Ce dernier point de l’étude de Thierry Mayer conduit à dégager l’enseignement suivant. Si on mobilise le modèle de référence de Robert Mundell relatif aux zone monétaires optimales (ZMO) datant de 1961, on peut affirmer qu’au sein d’un territoire, les taux de change fixes (donc la monnaie unique pour la zone euro) sont le cadre optimal des ajustements macroéconomiques tandis que les taux de change flexibles le sont pour les ajustements avec les pays tiers dès lors que la mobilité des facteurs de production et notamment celle du facteur travail est forte à l’intérieur du dit territoire. Cela signifie que la monnaie unique européenne est un dispositif institutionnel légitime sous la condition que les mouvements démographiques intra-européens sont soutenus et conduisent à compenser les chocs asymétriques qui ne peuvent l’être par les mouvements de taux de change. L’étude de Thierry Mayer conduit a priori à observer que cette condition n’est empiriquement pas valide. On se souvient à ce propos de la thèse politique défendue par Joseph Stiglitz dans son livre « L’euro, comment la monnaie unique menace l’avenir de l’Europe » (2016). L’économiste américain concluait à l’époque à la non viabilité de la zone euro du fait des processus de divergences productives à l’œuvre entre les pays du nord et les pays du sud alors que, justement, les mécanismes compensatoires par les facteurs de production n’avaient pas lieu. On peut aujourd’hui, cinq ans plus tard et alors que la crise de l’euro est derrière nous, opposer à cette conception et sur la base du travail de Thierry Mayer les deux remarques suivantes :

  • La zone euro n’est évidemment pas les États-Unis dans le sens où ni le contexte institutionnel (absence de pouvoir exécutif fédéral), ni la culture, ni le cadre linguistique notamment ne permettent le même degré de mobilité du facteur travail des deux côtés de l’atlantique. A ce titre, il est logique que le mécanisme de compensation par la mobilité des facteurs soit moindre en Europe. Toutefois, le modèle des ZMO reste un modèle c’est-à-dire une représentation simplifiée de la réalité qui n’a pas vocation à rendre compte d’une situation empirique concrète.

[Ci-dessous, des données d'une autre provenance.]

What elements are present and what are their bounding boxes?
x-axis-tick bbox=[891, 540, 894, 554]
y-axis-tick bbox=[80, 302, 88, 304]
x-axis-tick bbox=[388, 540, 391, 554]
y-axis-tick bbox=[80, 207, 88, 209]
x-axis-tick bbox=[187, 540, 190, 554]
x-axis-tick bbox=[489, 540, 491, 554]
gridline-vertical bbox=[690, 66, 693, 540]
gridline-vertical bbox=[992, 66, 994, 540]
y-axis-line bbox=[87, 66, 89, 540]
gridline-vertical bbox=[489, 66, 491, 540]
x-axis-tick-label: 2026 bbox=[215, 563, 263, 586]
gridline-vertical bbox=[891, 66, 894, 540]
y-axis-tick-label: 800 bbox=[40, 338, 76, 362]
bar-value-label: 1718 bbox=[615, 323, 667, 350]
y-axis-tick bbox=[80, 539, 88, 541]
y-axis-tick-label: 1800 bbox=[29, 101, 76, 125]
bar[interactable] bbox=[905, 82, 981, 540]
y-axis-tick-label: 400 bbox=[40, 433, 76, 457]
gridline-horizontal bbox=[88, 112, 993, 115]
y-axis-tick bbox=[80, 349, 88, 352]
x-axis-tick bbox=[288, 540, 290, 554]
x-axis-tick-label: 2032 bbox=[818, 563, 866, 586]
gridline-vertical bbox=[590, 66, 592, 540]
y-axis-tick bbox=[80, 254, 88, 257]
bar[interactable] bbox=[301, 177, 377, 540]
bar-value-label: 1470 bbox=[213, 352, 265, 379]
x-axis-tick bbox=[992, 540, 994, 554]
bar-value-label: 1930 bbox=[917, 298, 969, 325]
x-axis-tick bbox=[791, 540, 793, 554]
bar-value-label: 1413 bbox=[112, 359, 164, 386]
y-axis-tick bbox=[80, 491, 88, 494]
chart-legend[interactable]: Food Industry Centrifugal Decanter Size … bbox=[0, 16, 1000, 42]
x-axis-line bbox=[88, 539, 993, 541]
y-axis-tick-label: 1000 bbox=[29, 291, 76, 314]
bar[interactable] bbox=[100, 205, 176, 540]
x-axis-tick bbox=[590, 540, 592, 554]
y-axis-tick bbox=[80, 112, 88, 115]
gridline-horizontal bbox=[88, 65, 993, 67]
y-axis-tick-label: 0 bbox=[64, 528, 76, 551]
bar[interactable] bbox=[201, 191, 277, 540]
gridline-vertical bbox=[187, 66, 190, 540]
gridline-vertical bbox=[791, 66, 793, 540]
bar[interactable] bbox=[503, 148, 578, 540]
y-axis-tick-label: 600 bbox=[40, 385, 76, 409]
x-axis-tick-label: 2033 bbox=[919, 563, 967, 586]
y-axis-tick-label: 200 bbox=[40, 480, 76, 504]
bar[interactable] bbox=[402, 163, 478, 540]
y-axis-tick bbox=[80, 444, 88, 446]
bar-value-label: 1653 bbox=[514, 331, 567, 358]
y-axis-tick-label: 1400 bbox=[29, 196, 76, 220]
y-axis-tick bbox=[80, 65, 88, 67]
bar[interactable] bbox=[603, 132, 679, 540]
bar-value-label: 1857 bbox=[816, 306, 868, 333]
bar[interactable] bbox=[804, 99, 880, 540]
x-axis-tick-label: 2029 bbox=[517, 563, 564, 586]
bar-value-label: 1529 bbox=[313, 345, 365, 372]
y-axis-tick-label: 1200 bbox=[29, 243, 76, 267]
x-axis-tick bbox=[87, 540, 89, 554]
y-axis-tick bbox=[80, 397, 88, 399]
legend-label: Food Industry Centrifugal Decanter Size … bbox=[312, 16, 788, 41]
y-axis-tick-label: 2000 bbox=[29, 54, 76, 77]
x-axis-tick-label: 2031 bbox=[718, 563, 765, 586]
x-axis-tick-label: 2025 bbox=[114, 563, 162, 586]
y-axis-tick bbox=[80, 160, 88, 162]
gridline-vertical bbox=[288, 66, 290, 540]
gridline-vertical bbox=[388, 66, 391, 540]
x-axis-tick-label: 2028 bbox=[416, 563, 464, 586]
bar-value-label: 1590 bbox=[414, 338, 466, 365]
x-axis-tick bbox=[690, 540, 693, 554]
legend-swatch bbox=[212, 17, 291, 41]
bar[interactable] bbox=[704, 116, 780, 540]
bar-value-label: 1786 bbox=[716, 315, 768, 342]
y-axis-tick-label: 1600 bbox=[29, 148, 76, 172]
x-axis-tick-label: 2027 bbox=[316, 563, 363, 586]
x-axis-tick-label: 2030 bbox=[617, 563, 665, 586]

Il est également utile « en creux » et fait apparaitre les effets des résistances institutionnelles y compris aux États-Unis  : au plus fort de la crise en 2008, il est manifeste que tous les salariés qui ont perdu leur emploi dans l’industrie automobile à Détroit ne sont pas partis s’installer en Californie. Les mécanismes compensatoires par la migration intra-territoriale, puisqu’il s’agit de personnes et de leur famille, ne se font jamais de manière parfaitement fluide, même dans le cas d’un pays où la même langue est parlée sur le territoire. Ce sont en fin de compte des politiques fédérales de transfert de revenus qui ont permis, à l’époque, d’effectuer au moins partiellement cette compensation.
  • Par ailleurs et surtout, si cette étude du CEPII montre bien que les « résistances » à la mobilité des personnes sont élevées en Europe (un taux de taxation équivalent à 64 % contre 34 % pour les États-Unis), celles-ci sont surtout consécutives à des choix de politiques sociales (concurrence sociale et sur le droit du travail entre les pays membres par exemple) et pas seulement du fait de barrières linguistiques ou culturelles. En d’autres termes, point de fatalité sur cette question : une meilleure harmonisation des politiques sociales au sein de l’Union est de nature à rapprocher l’économie de l’UE du modèle de la ZMO et à nous éloigner du spectre de l’éclatement de la zone euro dont les conséquences collectives seraient assurément dramatiques.